Roche Still Bullish on Alzheimer’s Research After Biogen’s Successful Clinical Trial
April 21, 2015
By Mark Terry, Breaking News Staff

Alzheimer’s drug research is a wasteland littered with failed attempts. Swiss-based Roche indicated today that after recent positive data from a Massachusetts-based Biogen clinical trial it has “renewed confidence” in its own efforts in the market.

Biogen announced the results of a Phase Ib trial on March 20, 2015 for its compound, aducanumab, showing a significant reduction in amyloid plaque in patients with Alzheimer’s disease. Amyloid plaque is one of the substances found in the brains of Alzheimer’s patients that are linked to the disease.

“This is the first time an investigational drug for Alzheimer’s disease has demonstrated a statistically significant reduction on amyloid plaque,” said Alfred Sandrock, group senior vice president and chief medical officer of Biogen in a statement, “as well as a statistically slowing of clinical impairment in patients with prodromal or mild disease.”

Roche’s experimental compound, gantenerumb, has similar activity to Biogen’s aducanumab. However, Roche had disappointing results from a late-stage Phase III study of gantenerumab, as well as similarly poor results for a Phase II trial of crenezumab.

However, Roche is in the processing or reevaluating those two programs. “We’re not at a stage where we’ve made a final decision on those two programs,” said Roche’s Pharmaceuticals Division chief operating officer Daniel O’Day in a statement, “but we’re encouraged because the data that was presented from Biogen showed a concordance between dose level, between plaque removal and between clinical effect.”

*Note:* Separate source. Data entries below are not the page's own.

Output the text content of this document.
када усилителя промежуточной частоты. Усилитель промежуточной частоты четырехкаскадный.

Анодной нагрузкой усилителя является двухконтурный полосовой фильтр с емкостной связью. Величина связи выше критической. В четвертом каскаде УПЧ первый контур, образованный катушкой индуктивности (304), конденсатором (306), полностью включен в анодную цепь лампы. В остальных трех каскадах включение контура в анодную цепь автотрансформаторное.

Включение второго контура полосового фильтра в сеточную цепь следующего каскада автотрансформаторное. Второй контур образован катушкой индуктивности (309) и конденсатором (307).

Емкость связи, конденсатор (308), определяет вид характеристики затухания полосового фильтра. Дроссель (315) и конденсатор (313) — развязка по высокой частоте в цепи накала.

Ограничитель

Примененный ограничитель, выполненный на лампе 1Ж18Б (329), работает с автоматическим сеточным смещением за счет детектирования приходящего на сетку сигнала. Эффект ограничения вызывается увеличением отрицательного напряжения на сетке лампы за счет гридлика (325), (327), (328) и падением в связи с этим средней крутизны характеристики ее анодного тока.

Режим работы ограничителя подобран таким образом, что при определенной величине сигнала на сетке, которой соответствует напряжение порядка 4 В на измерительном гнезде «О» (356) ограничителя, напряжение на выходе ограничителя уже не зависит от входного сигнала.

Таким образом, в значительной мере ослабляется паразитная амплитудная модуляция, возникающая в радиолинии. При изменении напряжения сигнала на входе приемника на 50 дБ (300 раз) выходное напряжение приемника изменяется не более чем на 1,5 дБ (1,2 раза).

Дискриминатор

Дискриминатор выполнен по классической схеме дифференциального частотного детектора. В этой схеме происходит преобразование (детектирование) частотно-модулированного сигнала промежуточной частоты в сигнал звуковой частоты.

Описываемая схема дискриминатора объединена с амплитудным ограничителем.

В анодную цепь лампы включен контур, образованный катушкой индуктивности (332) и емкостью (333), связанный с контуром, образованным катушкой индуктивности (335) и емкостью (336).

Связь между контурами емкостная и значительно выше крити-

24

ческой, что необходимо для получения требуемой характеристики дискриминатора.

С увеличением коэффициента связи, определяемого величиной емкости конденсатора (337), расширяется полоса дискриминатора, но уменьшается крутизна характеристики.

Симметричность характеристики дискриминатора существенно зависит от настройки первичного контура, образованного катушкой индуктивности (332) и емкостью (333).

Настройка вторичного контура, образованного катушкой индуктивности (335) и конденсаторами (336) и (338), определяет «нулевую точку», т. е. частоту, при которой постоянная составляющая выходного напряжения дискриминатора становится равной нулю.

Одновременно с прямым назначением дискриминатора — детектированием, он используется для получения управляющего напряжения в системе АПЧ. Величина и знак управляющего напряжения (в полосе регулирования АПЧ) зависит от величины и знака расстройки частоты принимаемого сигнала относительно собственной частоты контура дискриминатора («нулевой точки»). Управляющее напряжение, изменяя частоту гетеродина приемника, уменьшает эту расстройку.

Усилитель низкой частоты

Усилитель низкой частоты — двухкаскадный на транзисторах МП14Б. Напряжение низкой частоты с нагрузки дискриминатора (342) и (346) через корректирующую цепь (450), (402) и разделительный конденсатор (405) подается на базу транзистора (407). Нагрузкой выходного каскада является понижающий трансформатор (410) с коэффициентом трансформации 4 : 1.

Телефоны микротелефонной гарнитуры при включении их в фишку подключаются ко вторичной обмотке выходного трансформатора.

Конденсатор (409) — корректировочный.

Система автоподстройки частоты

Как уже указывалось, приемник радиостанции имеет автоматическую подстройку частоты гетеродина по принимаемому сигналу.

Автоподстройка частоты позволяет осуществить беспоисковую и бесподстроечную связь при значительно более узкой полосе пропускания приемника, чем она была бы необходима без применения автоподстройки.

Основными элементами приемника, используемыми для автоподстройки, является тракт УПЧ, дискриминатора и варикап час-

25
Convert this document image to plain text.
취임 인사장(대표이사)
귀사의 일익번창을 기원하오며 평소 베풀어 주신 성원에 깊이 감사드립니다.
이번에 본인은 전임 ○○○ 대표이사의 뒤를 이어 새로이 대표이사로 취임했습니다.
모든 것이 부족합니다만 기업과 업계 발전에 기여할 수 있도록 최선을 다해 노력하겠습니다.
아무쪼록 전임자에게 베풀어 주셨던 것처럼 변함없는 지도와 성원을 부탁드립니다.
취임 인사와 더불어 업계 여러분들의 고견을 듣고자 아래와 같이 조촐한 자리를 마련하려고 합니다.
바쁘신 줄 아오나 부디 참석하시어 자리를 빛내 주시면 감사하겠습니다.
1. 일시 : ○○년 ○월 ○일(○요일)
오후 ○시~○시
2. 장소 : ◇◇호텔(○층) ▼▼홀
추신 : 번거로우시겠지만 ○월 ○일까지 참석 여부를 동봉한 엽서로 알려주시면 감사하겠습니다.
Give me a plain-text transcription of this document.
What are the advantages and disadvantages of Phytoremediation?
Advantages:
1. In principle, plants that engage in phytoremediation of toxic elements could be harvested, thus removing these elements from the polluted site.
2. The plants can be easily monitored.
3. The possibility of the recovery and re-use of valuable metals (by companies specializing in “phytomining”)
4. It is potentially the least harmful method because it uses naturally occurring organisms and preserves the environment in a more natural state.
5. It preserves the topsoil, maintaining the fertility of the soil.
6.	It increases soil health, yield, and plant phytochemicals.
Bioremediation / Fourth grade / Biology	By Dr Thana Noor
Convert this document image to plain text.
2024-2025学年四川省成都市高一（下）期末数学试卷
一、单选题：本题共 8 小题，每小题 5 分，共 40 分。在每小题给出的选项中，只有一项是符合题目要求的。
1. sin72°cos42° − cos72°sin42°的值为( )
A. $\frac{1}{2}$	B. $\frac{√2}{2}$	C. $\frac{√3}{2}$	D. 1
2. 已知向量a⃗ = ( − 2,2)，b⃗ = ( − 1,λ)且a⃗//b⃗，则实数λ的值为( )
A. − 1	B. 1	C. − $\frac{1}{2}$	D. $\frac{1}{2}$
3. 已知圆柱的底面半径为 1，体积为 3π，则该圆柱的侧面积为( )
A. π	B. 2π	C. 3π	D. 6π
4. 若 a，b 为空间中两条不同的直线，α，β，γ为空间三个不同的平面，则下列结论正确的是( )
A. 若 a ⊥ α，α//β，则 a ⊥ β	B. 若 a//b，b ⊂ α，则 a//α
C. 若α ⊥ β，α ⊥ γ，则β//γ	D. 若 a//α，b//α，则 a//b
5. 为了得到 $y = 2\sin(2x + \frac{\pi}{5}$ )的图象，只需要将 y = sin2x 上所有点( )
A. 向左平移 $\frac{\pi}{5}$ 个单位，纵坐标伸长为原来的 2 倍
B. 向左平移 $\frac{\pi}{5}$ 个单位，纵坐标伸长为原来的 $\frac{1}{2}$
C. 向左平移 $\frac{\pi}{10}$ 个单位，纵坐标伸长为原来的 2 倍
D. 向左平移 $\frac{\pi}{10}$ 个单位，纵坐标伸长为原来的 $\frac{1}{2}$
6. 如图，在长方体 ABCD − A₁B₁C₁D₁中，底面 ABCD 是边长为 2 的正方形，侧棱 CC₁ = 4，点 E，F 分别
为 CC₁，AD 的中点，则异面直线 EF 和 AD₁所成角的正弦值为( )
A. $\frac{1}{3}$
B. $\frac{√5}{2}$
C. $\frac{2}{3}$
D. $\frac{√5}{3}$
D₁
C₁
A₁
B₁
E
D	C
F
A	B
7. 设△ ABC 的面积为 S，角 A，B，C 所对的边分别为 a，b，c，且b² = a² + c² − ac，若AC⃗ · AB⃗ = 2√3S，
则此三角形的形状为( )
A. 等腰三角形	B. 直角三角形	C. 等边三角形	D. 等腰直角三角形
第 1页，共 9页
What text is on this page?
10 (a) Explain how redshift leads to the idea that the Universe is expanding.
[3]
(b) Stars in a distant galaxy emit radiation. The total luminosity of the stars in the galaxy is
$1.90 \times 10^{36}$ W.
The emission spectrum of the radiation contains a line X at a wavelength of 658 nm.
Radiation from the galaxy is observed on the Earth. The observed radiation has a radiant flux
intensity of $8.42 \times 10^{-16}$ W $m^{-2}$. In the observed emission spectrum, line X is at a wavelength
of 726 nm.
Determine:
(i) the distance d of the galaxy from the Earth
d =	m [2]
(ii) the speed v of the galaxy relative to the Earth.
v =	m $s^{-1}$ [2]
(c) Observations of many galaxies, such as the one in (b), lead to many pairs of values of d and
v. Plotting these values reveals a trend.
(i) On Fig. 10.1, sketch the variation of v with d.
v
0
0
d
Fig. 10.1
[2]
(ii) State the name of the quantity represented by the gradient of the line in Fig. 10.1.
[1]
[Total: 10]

On Dec. 19, 2014, Roche announced it was discontinuing SCarlet RoAD, a phase III study of gantenerumab on pre-dementia Alzheimer’s disease. The safety of the drug was confirmed, but was canceled “based on results of a pre-planned futility analysis and recommendation by the independent Data Monitoring Committee.”

On July 16, 2014, the company announced that the Phase II trial for crenezumab did not meet its co-primary endpoints. The findings were not completely disappointing, showing a positive trend in cognition for people with mild disease who received a high dose of the drug intravenously.

Tim Anderson, an analyst with Bernstein, suggested that O’Day’s recent statements might indicate Roche plans to push crenezumab to a Phase III trial.

In March, Jeremy Hunt, the United Kingdom’s health secretary, announced the creation of the Dementia Discovery Fund at the World Health Organization’s First Ministerial Conference on Global Action Against Dementia. To date the fund has raised more than $100 million. That fund has brought in GlaxoSmithKline (GSK), Johnson & Johnson (JNJ), Eli Lilly and Company (LLY), Pfizer Inc. (PFE) and Biogen (BIIB).

The British government donated $22 million. GSK threw another $25 million into the fund and J&J offered $10 million. The remaining companies rounded out the initial $100 million. The fund will behave like a venture capital fund to help identify promising directions for Alzheimer’s research and dementia.